Mayor Frank Klipsch has removed four people from the Davenport Civil Rights Commission in response to a months-long dispute over its membership, setting off the threat of a lawsuit brought by people who say they’re legally entitled to be part of the resident-led group.

Since December, the commission has refused to seat three people who were appointed by the mayor and confirmed by the city council. City officials, meanwhile, had promised to intervene if those members continued to be left out of future meetings.

For their part, commissioners have argued the city made mistakes during the appointment process. They’ve contended that three people whose terms expired in November — Susan Greenwalt, Helen Roberson and Clyde Mayfield — are the rightful commissioners.

In a statement Monday, the mayor called his decision to remove four commissioners "unfortunate."

“The recent attempt by these former-commission members to determine their own membership not only violates state and local laws but also harms the complainants whose cases have come before and are yet to come before the commission,” Klipsch said. “Regrettably, their actions lack respect for representative government and are unfitting for individuals who are entrusted to oversee the civil rights of all individuals in the community.”

Commissioners affected by the mayor’s recent action are Benjamin Hahn, Shylee Garrett, Judy Shawver and Nicole Bribriesco-Ledger. The mayor says he will appoint four commissioners “as soon as possible” to join the three he picked last year.

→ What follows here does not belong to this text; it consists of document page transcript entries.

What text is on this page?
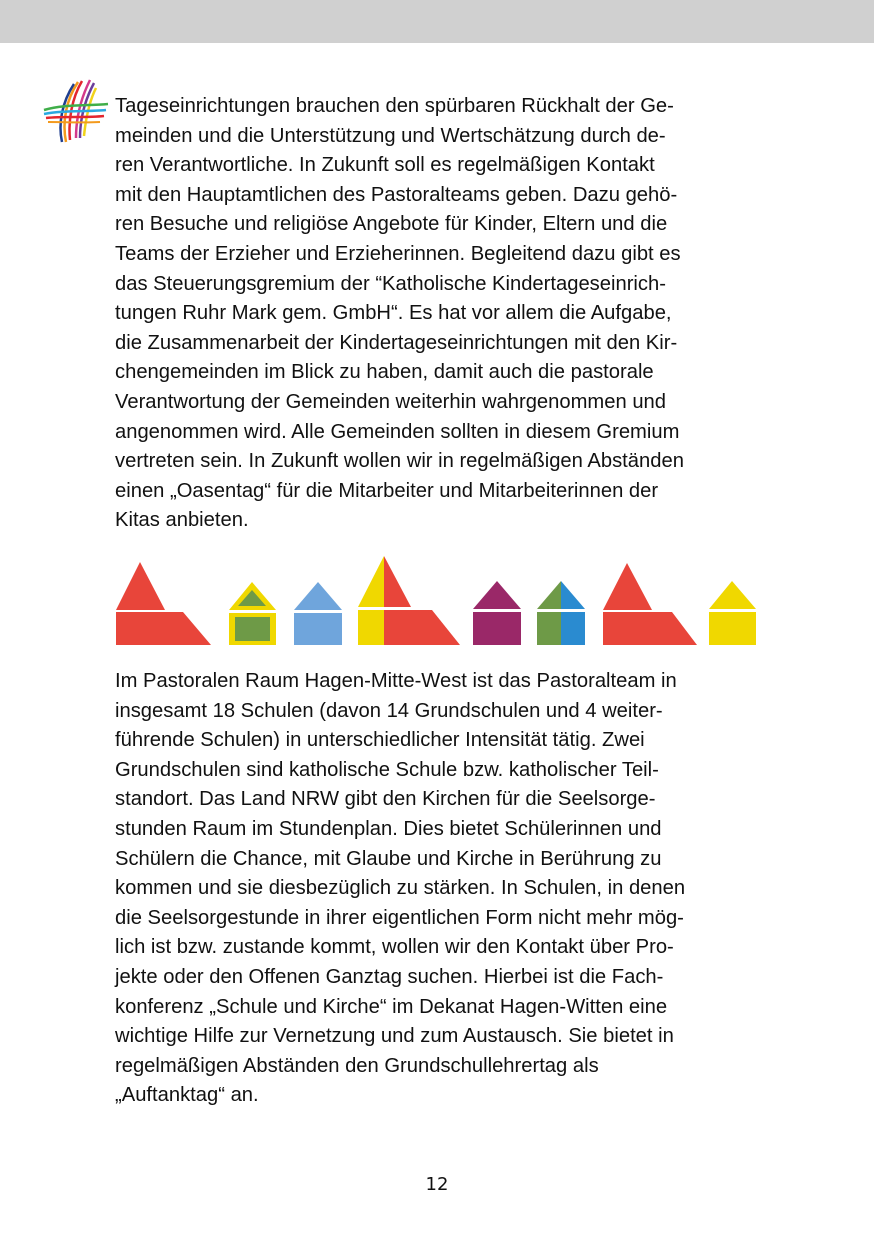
Tageseinrichtungen brauchen den spürbaren Rückhalt der Ge-
meinden und die Unterstützung und Wertschätzung durch de-
ren Verantwortliche. In Zukunft soll es regelmäßigen Kontakt
mit den Hauptamtlichen des Pastoralteams geben. Dazu gehö-
ren Besuche und religiöse Angebote für Kinder, Eltern und die
Teams der Erzieher und Erzieherinnen. Begleitend dazu gibt es
das Steuerungsgremium der “Katholische Kindertageseinrich-
tungen Ruhr Mark gem. GmbH“. Es hat vor allem die Aufgabe,
die Zusammenarbeit der Kindertageseinrichtungen mit den Kir-
chengemeinden im Blick zu haben, damit auch die pastorale
Verantwortung der Gemeinden weiterhin wahrgenommen und
angenommen wird. Alle Gemeinden sollten in diesem Gremium
vertreten sein. In Zukunft wollen wir in regelmäßigen Abständen
einen „Oasentag“ für die Mitarbeiter und Mitarbeiterinnen der
Kitas anbieten.
Im Pastoralen Raum Hagen-Mitte-West ist das Pastoralteam in
insgesamt 18 Schulen (davon 14 Grundschulen und 4 weiter-
führende Schulen) in unterschiedlicher Intensität tätig. Zwei
Grundschulen sind katholische Schule bzw. katholischer Teil-
standort. Das Land NRW gibt den Kirchen für die Seelsorge-
stunden Raum im Stundenplan. Dies bietet Schülerinnen und
Schülern die Chance, mit Glaube und Kirche in Berührung zu
kommen und sie diesbezüglich zu stärken. In Schulen, in denen
die Seelsorgestunde in ihrer eigentlichen Form nicht mehr mög-
lich ist bzw. zustande kommt, wollen wir den Kontakt über Pro-
jekte oder den Offenen Ganztag suchen. Hierbei ist die Fach-
konferenz „Schule und Kirche“ im Dekanat Hagen-Witten eine
wichtige Hilfe zur Vernetzung und zum Austausch. Sie bietet in
regelmäßigen Abständen den Grundschullehrertag als
„Auftanktag“ an.
12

Meanwhile, Greenwalt, who has continued to act as chairwoman of the commission during public meetings despite directives from the city to step aside, called the mayor’s actions “a clear attempt at a power grab.” In a prepared statement, she said “the public is being short-changed” and promised a lawsuit would be forthcoming.

“His actions represent a government that is both anti-transparency and anti-civil rights,” Greenwalt said, referring to the mayor. “We look forward to our day in court with the city.”

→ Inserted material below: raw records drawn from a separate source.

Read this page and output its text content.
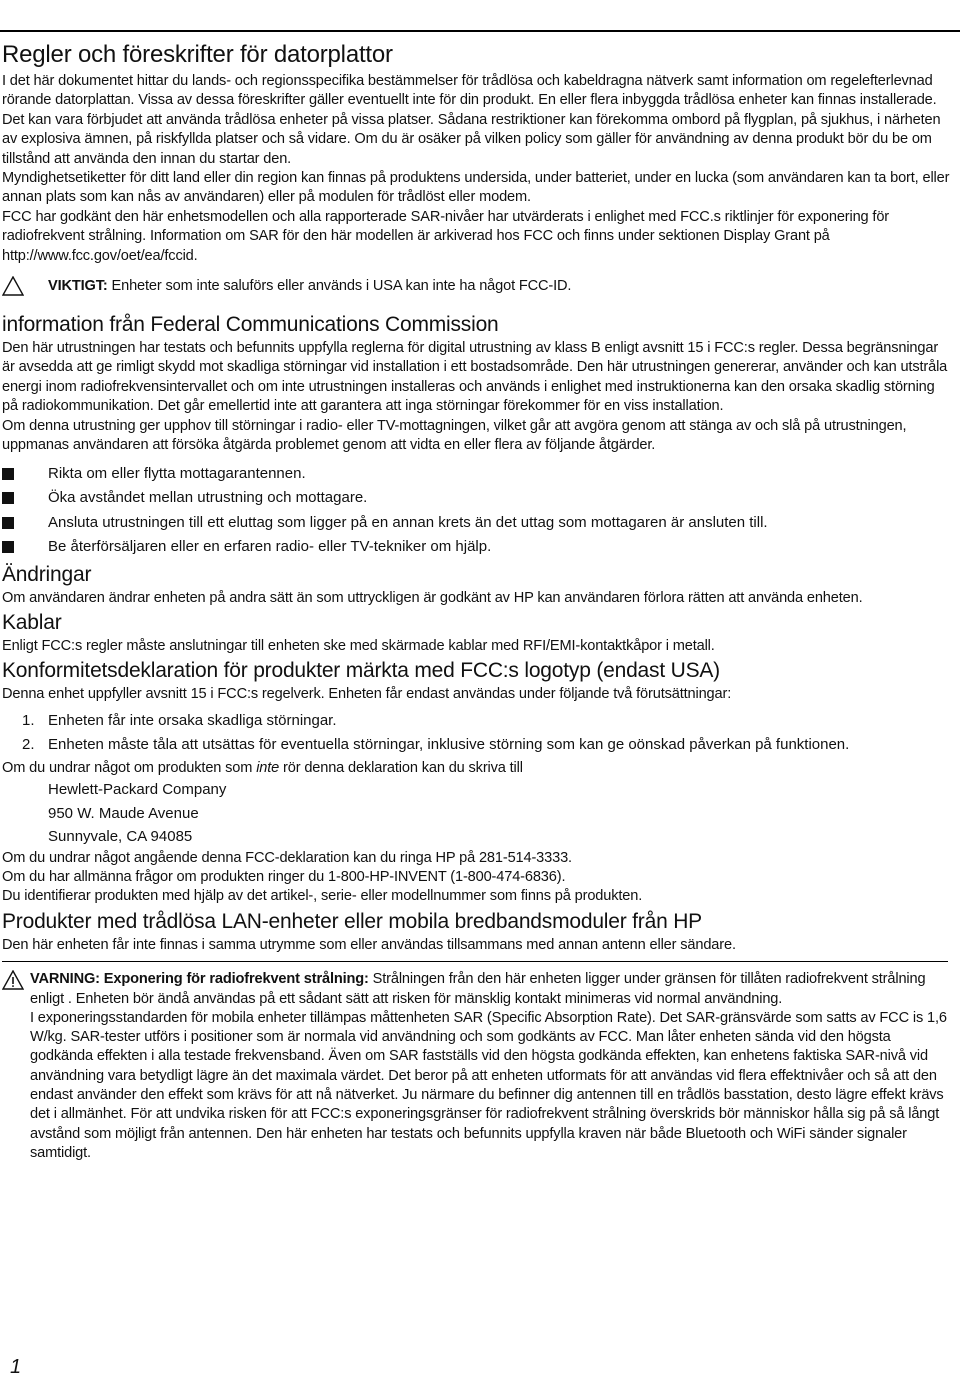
Regler och föreskrifter för datorplattor

I det här dokumentet hittar du lands- och regionsspecifika bestämmelser för trådlösa och kabeldragna nätverk samt information om regelefterlevnad rörande datorplattan. Vissa av dessa föreskrifter gäller eventuellt inte för din produkt. En eller flera inbyggda trådlösa enheter kan finnas installerade. Det kan vara förbjudet att använda trådlösa enheter på vissa platser. Sådana restriktioner kan förekomma ombord på flygplan, på sjukhus, i närheten av explosiva ämnen, på riskfyllda platser och så vidare. Om du är osäker på vilken policy som gäller för användning av denna produkt bör du be om tillstånd att använda den innan du startar den.

Myndighetsetiketter för ditt land eller din region kan finnas på produktens undersida, under batteriet, under en lucka (som användaren kan ta bort, eller annan plats som kan nås av användaren) eller på modulen för trådlöst eller modem.

FCC har godkänt den här enhetsmodellen och alla rapporterade SAR-nivåer har utvärderats i enlighet med FCC.s riktlinjer för exponering för radiofrekvent strålning. Information om SAR för den här modellen är arkiverad hos FCC och finns under sektionen Display Grant på http://www.fcc.gov/oet/ea/fccid.

VIKTIGT: Enheter som inte saluförs eller används i USA kan inte ha något FCC-ID.
information från Federal Communications Commission

Den här utrustningen har testats och befunnits uppfylla reglerna för digital utrustning av klass B enligt avsnitt 15 i FCC:s regler. Dessa begränsningar är avsedda att ge rimligt skydd mot skadliga störningar vid installation i ett bostadsområde. Den här utrustningen genererar, använder och kan utstråla energi inom radiofrekvensintervallet och om inte utrustningen installeras och används i enlighet med instruktionerna kan den orsaka skadlig störning på radiokommunikation. Det går emellertid inte att garantera att inga störningar förekommer för en viss installation.

Om denna utrustning ger upphov till störningar i radio- eller TV-mottagningen, vilket går att avgöra genom att stänga av och slå på utrustningen, uppmanas användaren att försöka åtgärda problemet genom att vidta en eller flera av följande åtgärder.

Rikta om eller flytta mottagarantennen.
Öka avståndet mellan utrustning och mottagare.
Ansluta utrustningen till ett eluttag som ligger på en annan krets än det uttag som mottagaren är ansluten till.
Be återförsäljaren eller en erfaren radio- eller TV-tekniker om hjälp.
Ändringar

Om användaren ändrar enheten på andra sätt än som uttryckligen är godkänt av HP kan användaren förlora rätten att använda enheten.

Kablar

Enligt FCC:s regler måste anslutningar till enheten ske med skärmade kablar med RFI/EMI-kontaktkåpor i metall.

Konformitetsdeklaration för produkter märkta med FCC:s logotyp (endast USA)

Denna enhet uppfyller avsnitt 15 i FCC:s regelverk. Enheten får endast användas under följande två förutsättningar:

1. Enheten får inte orsaka skadliga störningar.
2. Enheten måste tåla att utsättas för eventuella störningar, inklusive störning som kan ge oönskad påverkan på funktionen.

Om du undrar något om produkten som inte rör denna deklaration kan du skriva till

Hewlett-Packard Company
950 W. Maude Avenue
Sunnyvale, CA 94085

Om du undrar något angående denna FCC-deklaration kan du ringa HP på 281-514-3333.

Om du har allmänna frågor om produkten ringer du 1-800-HP-INVENT (1-800-474-6836).

Du identifierar produkten med hjälp av det artikel-, serie- eller modellnummer som finns på produkten.

Produkter med trådlösa LAN-enheter eller mobila bredbandsmoduler från HP

Den här enheten får inte finnas i samma utrymme som eller användas tillsammans med annan antenn eller sändare.

VARNING: Exponering för radiofrekvent strålning: Strålningen från den här enheten ligger under gränsen för tillåten radiofrekvent strålning enligt . Enheten bör ändå användas på ett sådant sätt att risken för mänsklig kontakt minimeras vid normal användning.
I exponeringsstandarden för mobila enheter tillämpas måttenheten SAR (Specific Absorption Rate). Det SAR-gränsvärde som satts av FCC is 1,6 W/kg. SAR-tester utförs i positioner som är normala vid användning och som godkänts av FCC. Man låter enheten sända vid den högsta godkända effekten i alla testade frekvensband. Även om SAR fastställs vid den högsta godkända effekten, kan enhetens faktiska SAR-nivå vid användning vara betydligt lägre än det maximala värdet. Det beror på att enheten utformats för att användas vid flera effektnivåer och så att den endast använder den effekt som krävs för att nå nätverket. Ju närmare du befinner dig antennen till en trådlös basstation, desto lägre effekt krävs det i allmänhet. För att undvika risken för att FCC:s exponeringsgränser för radiofrekvent strålning överskrids bör människor hålla sig på så långt avstånd som möjligt från antennen. Den här enheten har testats och befunnits uppfylla kraven när både Bluetooth och WiFi sänder signaler samtidigt.
1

Mike Meloy, a Bettendorf attorney who has been hired by the commissioners, labeled the mayor's actions as having the appearance of "a political hatchet job to punish four competent commissioners for doing their difficult job."

"The civil rights commission must remain independent from city hall political shenanigans," Meloy wrote in a statement. "The Commission acknowledges the strong support they have received from the local community. This action will be lawfully challenged and reviewed by a neutral decision maker." 

Under city code, commissioners oversee the city’s office of civil rights and review complaints brought by community members that concern violations of state and federal civil rights laws. The commission is established under Iowa law and further defined by city code.

Commissioners were notified of their dismissal by a certified letter dated April 15. A copy of the letter obtained by the Times accuses the commissioners of violating state and city laws, including illegally holding meetings and disregarding open records requests.

The letter also says the four removed commissioners “aided and abetted” the other three whose terms expired, and their behavior “lacks respect for representative government and the rule of law.”